Sunday, June 14, 2015

Wonder Horse by Anita Daher



Welcome to my stop on the Wonder Horse blog tour! I've got a guest post by Anita and a sweet giveaway you'll want to enter down below. Thanks for coming :)

~About the Book~



Wonder Horse by Anita Daher was published on May 8, 2015 by Rebelight Publishing.

Fitting into a new school in a new city isn’t easy, but dreams come true for Sera with a gift from her parents: a gorgeous and spirited American Paint horse. Sera’s bubble bursts when a mean girl, Brittany, tells her that neither she nor her less than well-trained horsebelong with the rest of the “reiners” in their riding class. As Sera sets out to prove Brittany wrong, she risks losing her passion for training and the friendship of Dev, another girl who truly understands her.
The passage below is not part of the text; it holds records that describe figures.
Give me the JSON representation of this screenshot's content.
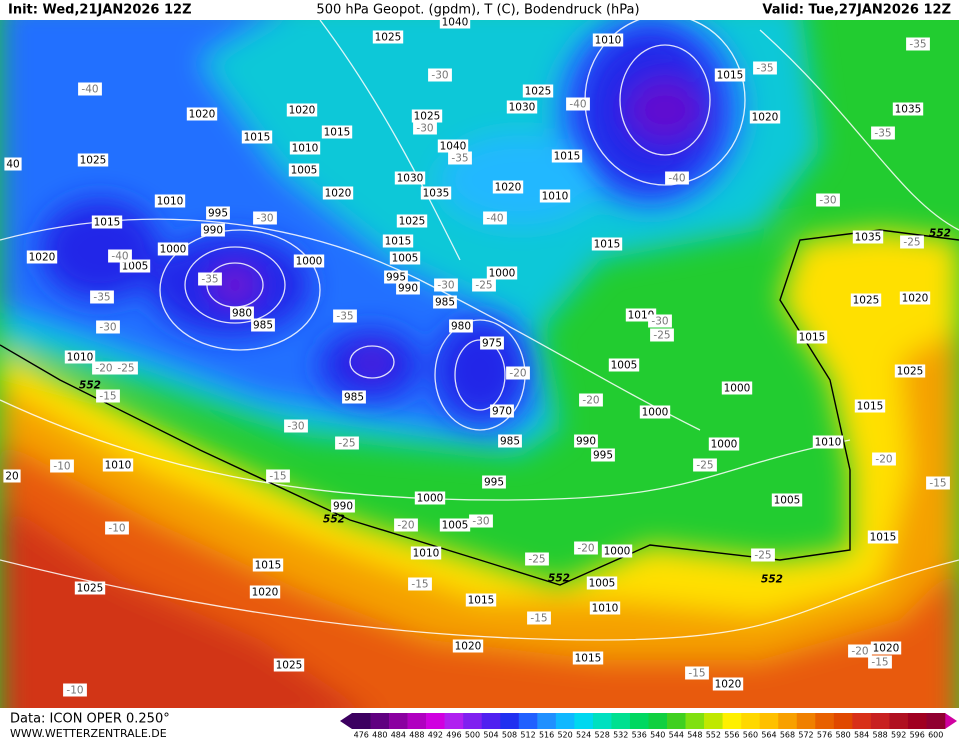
{
  "header": {
    "init": "Init: Wed,21JAN2026 12Z",
    "title": "500 hPa Geopot. (gpdm), T (C), Bodendruck (hPa)",
    "valid": "Valid: Tue,27JAN2026 12Z"
  },
  "footer": {
    "source": "Data: ICON OPER 0.250°",
    "site": "WWW.WETTERZENTRALE.DE"
  },
  "colorbar": {
    "values": [
      476,
      480,
      484,
      488,
      492,
      496,
      500,
      504,
      508,
      512,
      516,
      520,
      524,
      528,
      532,
      536,
      540,
      544,
      548,
      552,
      556,
      560,
      564,
      568,
      572,
      576,
      580,
      584,
      588,
      592,
      596,
      600
    ],
    "colors": [
      "#3c0060",
      "#600080",
      "#8a00a0",
      "#b000c0",
      "#d000e0",
      "#b020f0",
      "#8020f0",
      "#5020f0",
      "#2030f0",
      "#2060ff",
      "#2090ff",
      "#10b8ff",
      "#00d8f0",
      "#00e0c0",
      "#00e090",
      "#00d860",
      "#10d040",
      "#40d020",
      "#80e010",
      "#c0e800",
      "#fff000",
      "#ffd800",
      "#ffc000",
      "#f8a000",
      "#f08000",
      "#e86000",
      "#e04800",
      "#d83018",
      "#c82020",
      "#b01020",
      "#a00020",
      "#900030"
    ]
  },
  "map": {
    "pressure_labels": [
      "1040",
      "1025",
      "1020",
      "1020",
      "1015",
      "1015",
      "1010",
      "1005",
      "1020",
      "1025",
      "1040",
      "1030",
      "1035",
      "1025",
      "1015",
      "1005",
      "1000",
      "995",
      "990",
      "985",
      "980",
      "975",
      "970",
      "985",
      "990",
      "995",
      "995",
      "1000",
      "1005",
      "1010",
      "1015",
      "1020",
      "1025",
      "1025",
      "1010",
      "1010",
      "1020",
      "1015",
      "1005",
      "1000",
      "995",
      "990",
      "980",
      "985",
      "985",
      "1010",
      "1025",
      "990",
      "1030",
      "1025",
      "1015",
      "1020",
      "1010",
      "1010",
      "1015",
      "1020",
      "1015",
      "1000",
      "1010",
      "1005",
      "1000",
      "1000",
      "1000",
      "1010",
      "1005",
      "1000",
      "1005",
      "1010",
      "1015",
      "1015",
      "1020",
      "1020",
      "1015",
      "1020",
      "1025",
      "1025",
      "1020",
      "1015",
      "1015",
      "1035",
      "1035"
    ],
    "temperature_labels": [
      "-40",
      "-40",
      "-35",
      "-30",
      "-20",
      "-25",
      "-15",
      "-10",
      "-10",
      "-10",
      "-35",
      "-30",
      "-30",
      "-25",
      "-15",
      "-35",
      "-30",
      "-30",
      "-35",
      "-40",
      "-40",
      "-35",
      "-40",
      "-35",
      "-35",
      "-30",
      "-25",
      "-30",
      "-25",
      "-20",
      "-20",
      "-25",
      "-20",
      "-15",
      "-20",
      "-30",
      "-25",
      "-20",
      "-15",
      "-15",
      "-25",
      "-15",
      "-20",
      "-15",
      "-30",
      "-25"
    ],
    "height_labels": [
      "552",
      "552",
      "552",
      "552",
      "552"
    ],
    "edge_labels": [
      "40",
      "20"
    ]
  }
}
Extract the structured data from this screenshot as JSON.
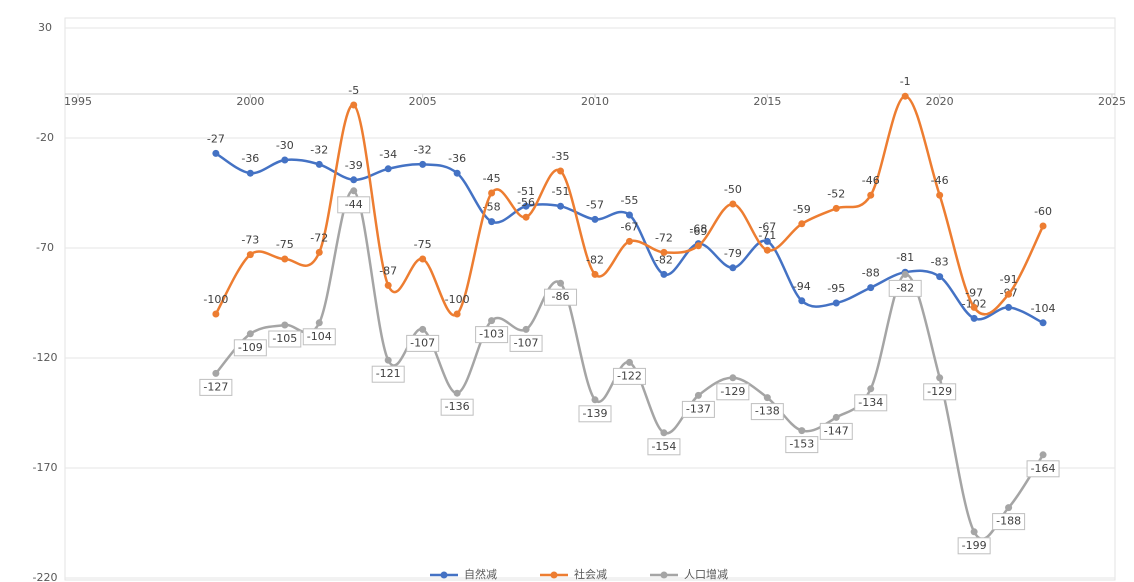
{
  "chart_data": {
    "type": "line",
    "x": [
      1999,
      2000,
      2001,
      2002,
      2003,
      2004,
      2005,
      2006,
      2007,
      2008,
      2009,
      2010,
      2011,
      2012,
      2013,
      2014,
      2015,
      2016,
      2017,
      2018,
      2019,
      2020,
      2021,
      2022,
      2023
    ],
    "series": [
      {
        "name": "自然减",
        "color": "#4472c4",
        "values": [
          -27,
          -36,
          -30,
          -32,
          -39,
          -34,
          -32,
          -36,
          -58,
          -51,
          -51,
          -57,
          -55,
          -82,
          -68,
          -79,
          -67,
          -94,
          -95,
          -88,
          -81,
          -83,
          -102,
          -97,
          -104
        ]
      },
      {
        "name": "社会减",
        "color": "#ed7d31",
        "values": [
          -100,
          -73,
          -75,
          -72,
          -5,
          -87,
          -75,
          -100,
          -45,
          -56,
          -35,
          -82,
          -67,
          -72,
          -69,
          -50,
          -71,
          -59,
          -52,
          -46,
          -1,
          -46,
          -97,
          -91,
          -60
        ]
      },
      {
        "name": "人口增减",
        "color": "#a5a5a5",
        "values": [
          -127,
          -109,
          -105,
          -104,
          -44,
          -121,
          -107,
          -136,
          -103,
          -107,
          -86,
          -139,
          -122,
          -154,
          -137,
          -129,
          -138,
          -153,
          -147,
          -134,
          -82,
          -129,
          -199,
          -188,
          -164
        ]
      }
    ],
    "xlim": [
      1995,
      2025
    ],
    "xticks": [
      1995,
      2000,
      2005,
      2010,
      2015,
      2020,
      2025
    ],
    "ylim": [
      -220,
      30
    ],
    "yticks": [
      30,
      -20,
      -70,
      -120,
      -170,
      -220
    ],
    "grid": true,
    "legend": "bottom"
  }
}
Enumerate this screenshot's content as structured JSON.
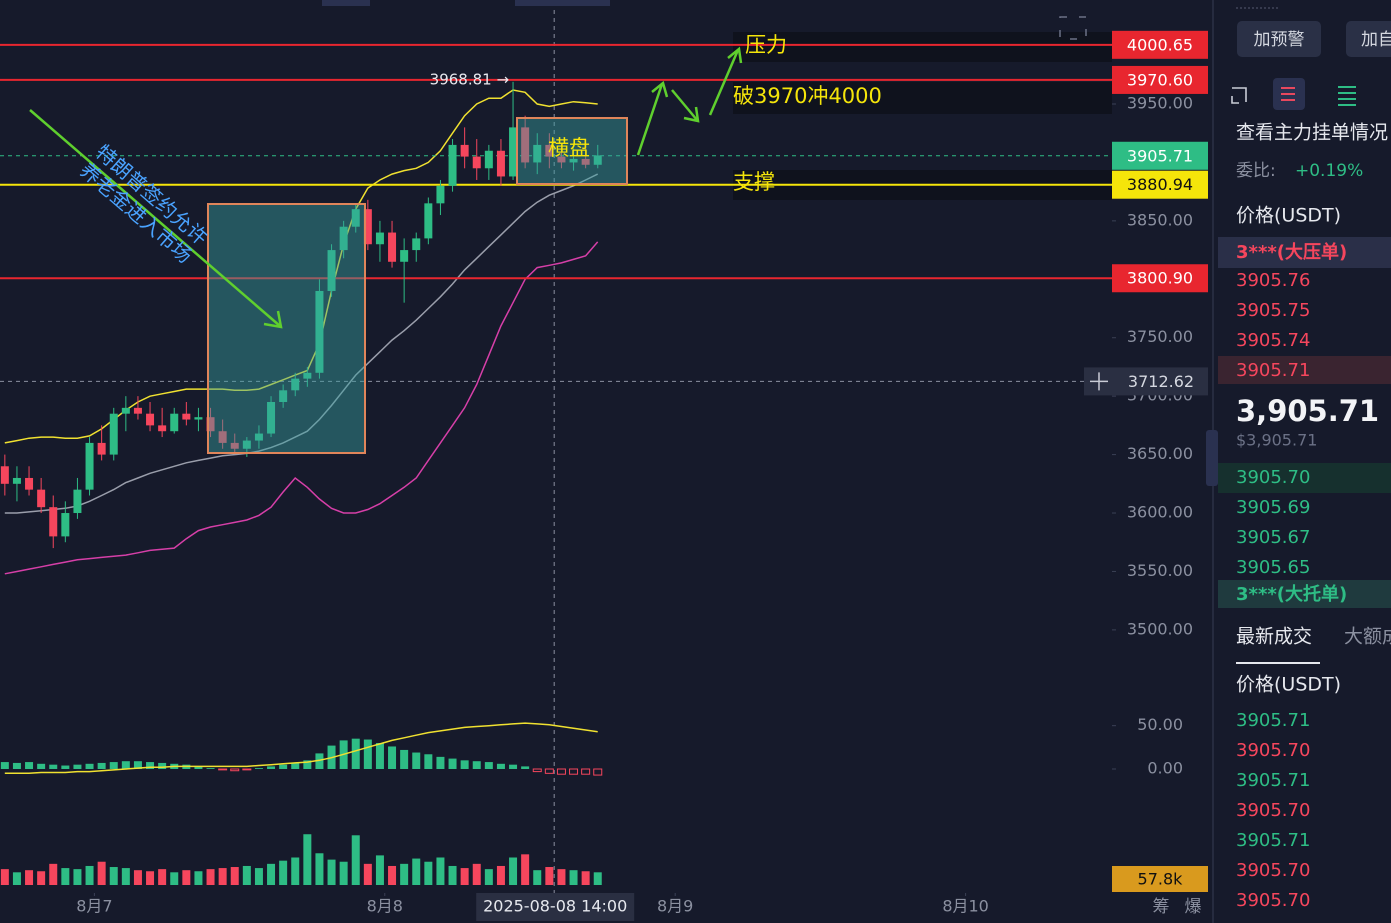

An earlier version of this story was originally published by Stabenfeldt (Stavanger, Norway) in 2011 as Wager the Wonder Horse and distributed in six languages: Norwegian, Hungarian, Czech, German, Finnish and Swedish.




~About the Author~



Anita Daher has been entrenched in the publishing industry since 1995, and is (thus far) author of fourteen books for children and teens. Aside from short stints as grave-plot seller, tour guide, and children’s party clown, she’s worked in aviation, publishing and broadcasting. When not word wrangling, she enjoys inhabiting characters on stage and screen.

Connect with the Author: Website | Twitter | Facebook | Goodreads



~Author Guest Post~



Good morning! Thanks for inviting me to stop by. Wonder Horse is a novel dear to my heart, inspired by the real life relationship between my youngest daughter, Sara, and her horse, Wager.

Before I tell you how the novel came to be, and discuss some of the themes within it, I’d like to share the true story at the root of it.

My husband and I began our lives together both employed by Canada’s air traffic services industry. We found ourselves moving every few years, and though there are many wonderful things about moving—exploring new communities and regions on a deep level than “just visiting,” making many new friends—there are also drawbacks. It isn’t easy to make friends, and then have to say goodbye, over and over again. It isn’t easy to always feel like an outsider.

I know this, because I lived it as well, moving often as a young child. I could relate to both my daughters struggling to make new connections, fitting in. My eldest became very adaptable, and with a smile that could light up a room, and made new friends fairly easily—at least, that is how it looked to her younger sister. Sara had difficulty—her personality very different from that of her sister. Everything changed for her, however, when she attended a summer riding camp. She loved it! She loved horses! And she made friends who had the same passions. Camp led to lessons, which eventually led to a horse of your own: a young black and white American Paint Horse named Wager.

When my agent asked me a few years ago if I had any “top of my head” horse story ideas, I knew the relationship between Sara and Wager would be the heart of my story. Fitting in would be a theme, as it is in many of my stories. I didn’t consciously decide on it. It was just there. I imagined a story about a girl, just moved to Winnipeg, eventually finding a sense of belonging and who she was through her relationship with a horse.

Wager is the one true character in this novel. As he is in the story—spirited, with a big personality—so he is in real life.


Because my memories of being a “new girl” have never completely faded, I drew on some of my own life experiences—the hurt of being called “little girl” by an older, popular girl at my new high school. It brought to mind the more subtle forms of bullying which exist. I wanted to show the complexities of relationships that exist between best friends, new friends, non-friends, friends who you think are friends but maybe aren’t truly…all things we struggle to balance and sort during our adolescent and teen years.



Time spent around horses can teach us so much—about communication, kindness, trust, assertion, confidence. My daughter Sara, like fictional Sera in the story, spent time with Wager every day, not just riding him, but working with him, teaching him, just as he taught her. Eventually we moved Wager to a schooling barn where they both took lessons, just as Sera and Wager did in the story. During all this time they played, challenged, succeeded. It was a joy to watch, and to draw upon.



Wonder Horse is a made up story woven from what if and fun, but at its heart there is truth, as there is in every story. Emotional truth. This is what connects us as human beings, fellow travelers in life, no matter where we live, what our circumstance.